Part of Series
Winifred Eagle and Birdie Peacock, white witches of Windsor, are preparing for the opening of their new bookshop, which will specialize in crime fiction. So perhaps they are extra-sensitive to the mystery that is currently dominating local news - the disappearance of two Windsor women. But they would be even more disturbed if they knew what Chief Superintendent Charmian Daniels now knows - that four other women have gone missing from the surrounding areas.

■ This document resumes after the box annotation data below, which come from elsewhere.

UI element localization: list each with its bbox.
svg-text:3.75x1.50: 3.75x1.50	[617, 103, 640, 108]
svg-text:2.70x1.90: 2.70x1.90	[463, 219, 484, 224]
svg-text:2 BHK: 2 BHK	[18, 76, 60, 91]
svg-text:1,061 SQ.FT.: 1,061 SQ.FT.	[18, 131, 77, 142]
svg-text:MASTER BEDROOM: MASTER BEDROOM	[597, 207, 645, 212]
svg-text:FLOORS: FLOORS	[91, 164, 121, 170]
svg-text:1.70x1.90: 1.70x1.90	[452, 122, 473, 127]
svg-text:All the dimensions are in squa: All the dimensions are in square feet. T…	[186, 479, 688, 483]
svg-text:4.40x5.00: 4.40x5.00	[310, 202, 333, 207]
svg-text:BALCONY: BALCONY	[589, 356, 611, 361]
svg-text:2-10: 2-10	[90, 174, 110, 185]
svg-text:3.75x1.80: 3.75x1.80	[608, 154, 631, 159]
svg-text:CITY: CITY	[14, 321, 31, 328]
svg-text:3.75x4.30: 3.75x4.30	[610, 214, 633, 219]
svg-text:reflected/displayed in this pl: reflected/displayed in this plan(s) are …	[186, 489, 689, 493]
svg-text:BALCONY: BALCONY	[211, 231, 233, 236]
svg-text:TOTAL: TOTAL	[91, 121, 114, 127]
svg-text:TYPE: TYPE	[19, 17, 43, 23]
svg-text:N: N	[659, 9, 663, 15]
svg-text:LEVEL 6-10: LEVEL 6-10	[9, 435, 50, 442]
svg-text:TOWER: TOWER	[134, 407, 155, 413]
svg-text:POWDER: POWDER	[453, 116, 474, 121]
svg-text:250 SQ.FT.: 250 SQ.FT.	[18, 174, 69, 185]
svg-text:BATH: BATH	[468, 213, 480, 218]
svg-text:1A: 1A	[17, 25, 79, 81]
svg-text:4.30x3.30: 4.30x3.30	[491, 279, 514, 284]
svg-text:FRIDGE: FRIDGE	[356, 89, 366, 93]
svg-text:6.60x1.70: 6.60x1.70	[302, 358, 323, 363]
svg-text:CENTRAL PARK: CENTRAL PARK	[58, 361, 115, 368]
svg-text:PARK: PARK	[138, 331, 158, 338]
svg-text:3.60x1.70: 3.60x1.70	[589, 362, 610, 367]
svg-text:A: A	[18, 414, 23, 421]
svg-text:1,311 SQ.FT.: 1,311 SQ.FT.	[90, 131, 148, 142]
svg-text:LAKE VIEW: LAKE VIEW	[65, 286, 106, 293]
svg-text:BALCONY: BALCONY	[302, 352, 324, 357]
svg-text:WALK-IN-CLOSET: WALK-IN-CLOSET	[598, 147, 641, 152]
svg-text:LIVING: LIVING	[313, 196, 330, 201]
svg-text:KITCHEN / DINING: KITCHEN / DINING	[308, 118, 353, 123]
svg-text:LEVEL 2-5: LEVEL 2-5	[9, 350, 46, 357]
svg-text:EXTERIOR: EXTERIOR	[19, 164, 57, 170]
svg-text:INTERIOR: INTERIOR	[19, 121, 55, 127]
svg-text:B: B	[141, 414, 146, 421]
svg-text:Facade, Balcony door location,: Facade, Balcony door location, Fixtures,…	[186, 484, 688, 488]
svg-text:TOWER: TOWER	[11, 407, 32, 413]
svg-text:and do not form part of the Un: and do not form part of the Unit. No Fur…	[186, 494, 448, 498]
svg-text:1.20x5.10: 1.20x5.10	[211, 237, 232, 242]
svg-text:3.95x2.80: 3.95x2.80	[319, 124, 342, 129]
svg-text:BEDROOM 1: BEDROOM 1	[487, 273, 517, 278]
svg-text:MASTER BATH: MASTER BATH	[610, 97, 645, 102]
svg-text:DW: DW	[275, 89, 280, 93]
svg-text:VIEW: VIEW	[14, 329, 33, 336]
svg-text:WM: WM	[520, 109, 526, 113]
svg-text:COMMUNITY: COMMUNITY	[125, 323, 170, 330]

And that with every disappearance the local police have received a letter containing the victim's name and one of her possessions.
Author
Gwendoline Williams Butler (aka Gwendoline Butler) Gwendoline Williams was born on 19th August 1922 in South London, England, UK, daughter of Alice (Lee) and Alfred Edward Williams, her younger twin brothers are also authors. Educated at Lady Margaret Hall, Oxford, where she read History, and later lectured there. On 16th October 1949, she married Dr Lionel Harry Butler (1923-1981), a professor of medieval history at University of St. Andrews and historian, Fellow of All Souls and Principal of Royal Holloway College. The marriage had a daughter, Lucilla Butler. In 1956, she started to published John Coffin novels under her married name, Gwendoline Butler. In 1962, she decided used her grandmother's name, Jennie Melville as pseudonym to sing her Charmian Daniels novels. She was credited for inventing the "woman's police procedural". In addition to her mystery series, she also wrote romantic novels. In 1981, her novel The Red Staircase won the Romantic Novel of the Year Award by the Romantic Novelists' Association.